'This shit's so expensive': a note on generative models and software margins
So far, AI hasn’t been profitable for Big Tech | Ars Technica
The cost to Microsoft exceeds $20 a month per user on average, according to a person familiar with the matter. In some cases, individual power users have cost the company as much as $80 a month.
Software usually has extraordinarily high margins. Tech’s nonsense management tactics are contingent on being able to float shit away on a tide of money. You only get away with bullshit software dev, shipping abysmal apps, and constant security lapses if you are making an obscene amount of money.
This is how Microsoft and Adobe survive. Monopoly rents on margins that are only possible because your core good is non-rival and non-exclusive. The fundamental problem with generative models is that they are 10x too expensive to work with the industry’s default business models and structure.
Either these companies who are going all-in on “AI” need to fundamentally change everything about how they work – laying off a bunch of people won’t make ML compute 10x cheaper so they’d need to change the org to survive on razor-thin margins – or they need to discover some undefined magical way of lowering compute costs 10x. So far they’re opting for magic.
With the caveat that I’m not an accountant, but the last time I checked many tech companies like Microsoft categorise software dev costs on cutting edge products like ML as capital investment. It’s R&D on building an entirely new capability. So, those cost numbers are likely almost entirely compute costs, the cost of the work itself has probably been shifted to another box somewhere.
Productivity gains won’t make a meaningful difference here. The only path forward for them is either an exponential drop in cost (Moore’s law on steroids) or raising prices.
You only get away with raising prices if the product is doing something of substantial genuine business value, which most generative models do not. Even the best-case scenarios coming from studies outright funded by the vendors themselves (which means they are bullshit, you should never take vendor-sponsored research seriously as anything other than marketing) top out at 20-30% gains in productivity. The reality is likely to be a fraction of that simply because the problems they are trying to automate (writing memos and emails) aren’t that valuable of a problem and because the software user interfaces that mediate between the end-user and the model are abysmally bad: chatbots and insecure prose-oriented text boxes. The $10-20 USD a month they’re currently charging is probably too high for broad non-bubble use.

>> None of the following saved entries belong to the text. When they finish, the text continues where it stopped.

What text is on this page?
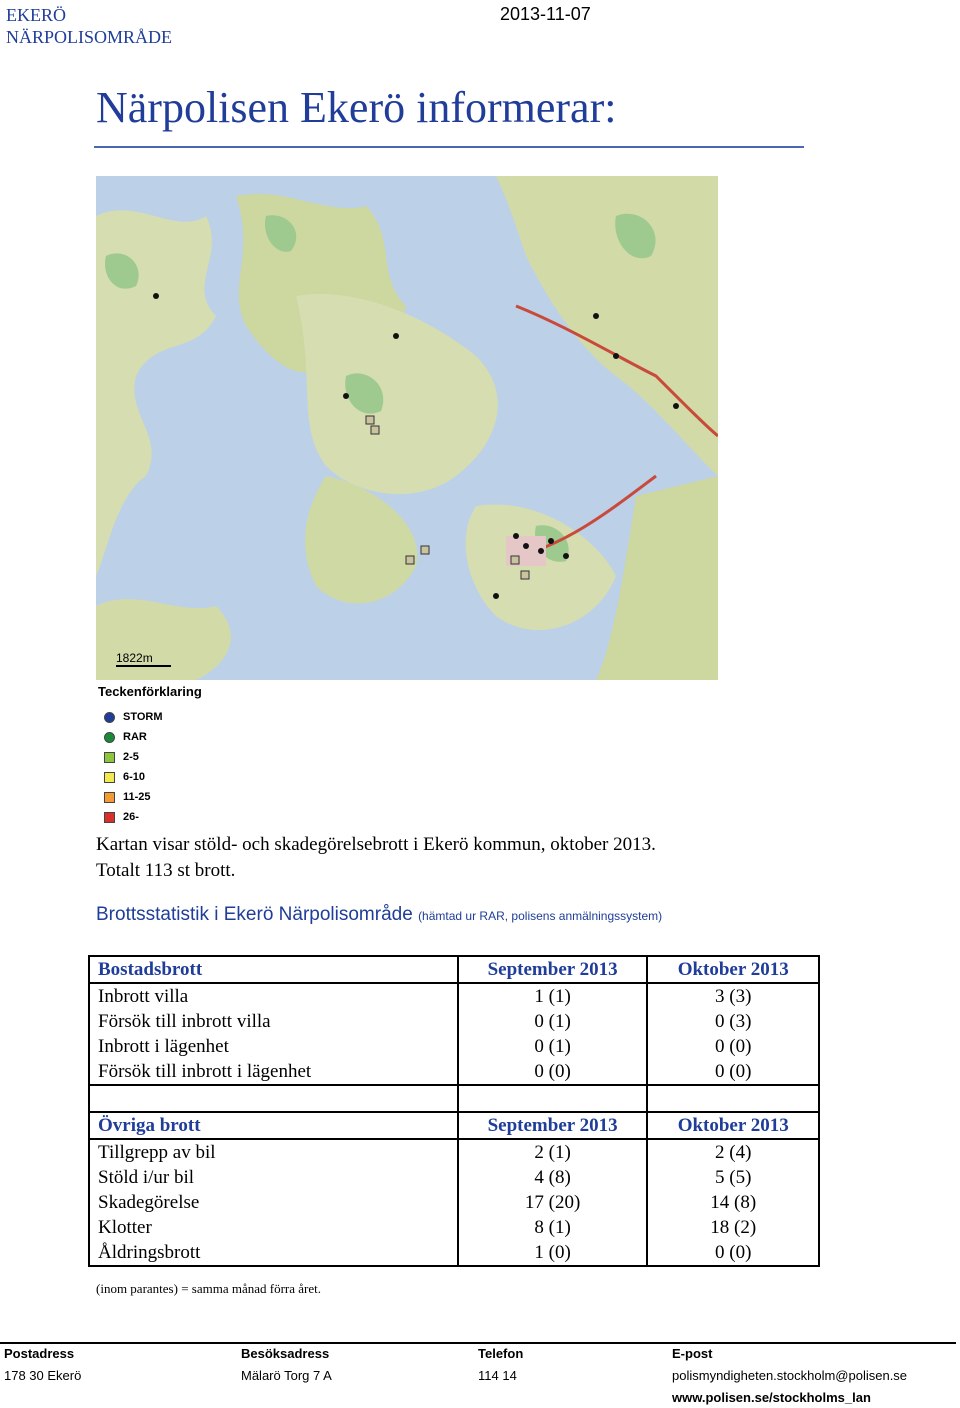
EKERÖ
NÄRPOLISOMRÅDE
2013-11-07
Närpolisen Ekerö informerar:
1822m
Teckenförklaring
STORM
RAR
2-5
6-10
11-25
26-
Kartan visar stöld- och skadegörelsebrott i Ekerö kommun, oktober 2013.
Totalt 113 st brott.
Brottsstatistik i Ekerö Närpolisområde (hämtad ur RAR, polisens anmälningssystem)
Bostadsbrott	September 2013	Oktober 2013
Inbrott villa	1 (1)	3 (3)
Försök till inbrott villa	0 (1)	0 (3)
Inbrott i lägenhet	0 (1)	0 (0)
Försök till inbrott i lägenhet	0 (0)	0 (0)

Övriga brott	September 2013	Oktober 2013
Tillgrepp av bil	2 (1)	2 (4)
Stöld i/ur bil	4 (8)	5 (5)
Skadegörelse	17 (20)	14 (8)
Klotter	8 (1)	18 (2)
Åldringsbrott	1 (0)	0 (0)
(inom parantes) = samma månad förra året.
Postadress
178 30 Ekerö
Besöksadress
Mälarö Torg 7 A
Telefon
114 14
E-post
polismyndigheten.stockholm@polisen.se
www.polisen.se/stockholms_lan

The problem with betting on Moore’s law to solve the cost problem is, as I pointed out, current models and the software that wraps them, are just not delivering that much business value and they are generally extraordinarily slo. Process improvement gains will be soaked up for the foreseeable future just from fixing the product: lowering latency, improving training speeds to make models more dynamic, responsive, and “fresh”, specialised work to make the models more useful and less abysmally unsafe at valuable business problems.
These companies are also all-in on chasing AGI, which is a never-ending sci-fi boondoggle that will soak up endless amounts of money and processing power and leave absolutely nothing behind except billions over-invested in a product category that has no hope of ever paying any of it back.
I don’t see how any of it is going to meaningfully lower costs over the next 5 years.
That does not bode well for a safe resolution of the current funding bubble.